O governo não apresenta nenhuma política habitacional. O “Minha Casa, Minha Vida” está parado. Só nos últimos 10 anos, o FGTS emprestou para o programa R$ 235 bilhões e construiu 2,8 milhões de moradias. Além disso concedeu R$ 62 bilhões em subsídios. Este, sim, é um programa de infraestrutura, que gera emprego, moradia, renda e melhora a qualidade de vida das pessoas. A liberação do Fundo de Garantia por si só não vai resolver o problema da economia e muito menos dos trabalhadores.
Outra questão é que o governo pretende tirar o FGTS da Caixa. O FGTS ainda tem um saldo de mais de R$ 500 bilhões e vai retirá-lo da Caixa, com certeza, para favorecer bancos privados que não fazem investimento em habitação, saneamento, infraestrutura e mobilidade. Só pensam no lucro.
E o próprio presidente da República já disse que é absurdo ter multa no FGTS, portanto, quer acabar com mais um direito dos trabalhadores. Eu diria que todo esse esforço em fazer essa liberação, nada mais é que uma nuvem de fumaça para esconder várias intenções de piorar mais ainda as condições de trabalho e de vida das pessoas, em favorecimento do setor privado e do sistema financeiro privado.
Esse dinheiro é do trabalhador e volta para ele de várias formas, volta como serviços. Precisamos frisar isso porque a maioria das pessoas não entendem, não sabem que na rua onde moram tem saneamento feito com investimento do FGTS, não têm consciência de que quando vai financiar uma casa, a maioria usa recurso do Fundo.
Qual a situação do FGTS nos últimos anos?
Em 2017, o FGTS teve uma correção de 5.5% e a inflação foi de 2.59%. Em 2018, o Fundo cresceu 5% e a inflação foi de 3.75%. Ficava abaixo da inflação mas em 2017, até por conta de uma pressão grande das centrais sindicais para que se mudasse a forma de correção, o FGTS começou a ter correção acima da inflação. Imagino que esse ano ainda será.

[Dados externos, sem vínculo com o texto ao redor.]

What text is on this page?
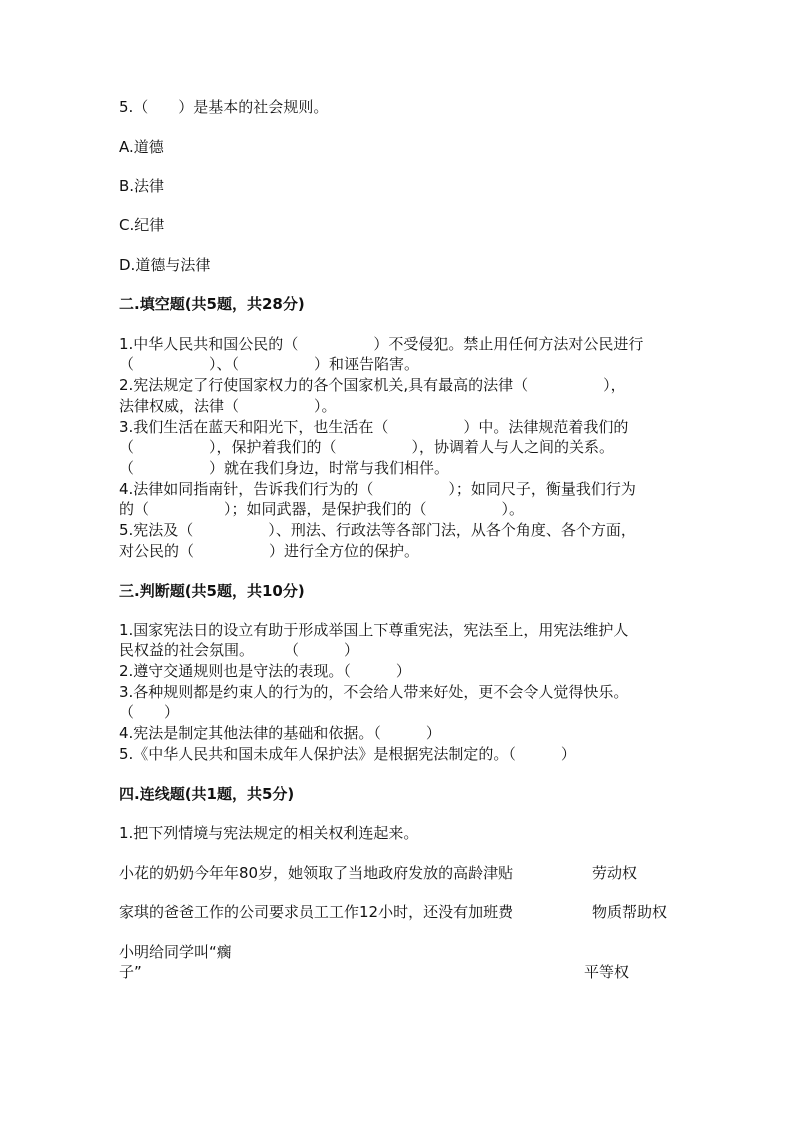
5.（　　）是基本的社会规则。
A.道德
B.法律
C.纪律
D.道德与法律
二.填空题(共5题，共28分)
1.中华人民共和国公民的（　　　　　）不受侵犯。禁止用任何方法对公民进行
（　　　　　）、（　　　　　）和诬告陷害。
2.宪法规定了行使国家权力的各个国家机关,具有最高的法律（　　　　　），
法律权威，法律（　　　　　）。
3.我们生活在蓝天和阳光下，也生活在（　　　　　）中。法律规范着我们的
（　　　　　），保护着我们的（　　　　　），协调着人与人之间的关系。
（　　　　　）就在我们身边，时常与我们相伴。
4.法律如同指南针，告诉我们行为的（　　　　　）；如同尺子，衡量我们行为
的（　　　　　）；如同武器，是保护我们的（　　　　　）。
5.宪法及（　　　　　）、刑法、行政法等各部门法，从各个角度、各个方面，
对公民的（　　　　　）进行全方位的保护。
三.判断题(共5题，共10分)
1.国家宪法日的设立有助于形成举国上下尊重宪法，宪法至上，用宪法维护人
民权益的社会氛围。　　　（　　　）
2.遵守交通规则也是守法的表现。（　　　）
3.各种规则都是约束人的行为的，不会给人带来好处，更不会令人觉得快乐。
（　　）
4.宪法是制定其他法律的基础和依据。（　　　）
5.《中华人民共和国未成年人保护法》是根据宪法制定的。（　　　）
四.连线题(共1题，共5分)
1.把下列情境与宪法规定的相关权利连起来。
小花的奶奶今年年80岁，她领取了当地政府发放的高龄津贴	劳动权
家琪的爸爸工作的公司要求员工工作12小时，还没有加班费	物质帮助权
小明给同学叫“瘸
子”	平等权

Mas, as pessoas precisam saber, que o fato de ter uma correção menor do que as outras operações é que o torna viável para fazer investimento em infraestrutura, por ter uma taxa de juros menor. Quem mais ganha com essas políticas de infraestrutura são os trabalhadores do país que têm uma remuneração baixa. Eles ganham porque o recurso está no fundo e ganham com os investimentos na melhoria de sua qualidade de vida.
Todo o saneamento básico, a habitação, a infraestrutura e a mobilidade têm investimento do FGTS. Ele é um fundo híbrido que cumpre diversas funções. É fundamental para contribuir para o desenvolvimento do país e o governo está dilapidando recurso dos trabalhadores com essa medida populista, para esconder quais são as verdadeiras intenções que é acabar com esse direito dos trabalhadores.
E também, de privatizar os recursos que são dos trabalhadores e deveriam ter gestão pública, com o aumento da fiscalização por parte dos trabalhadores.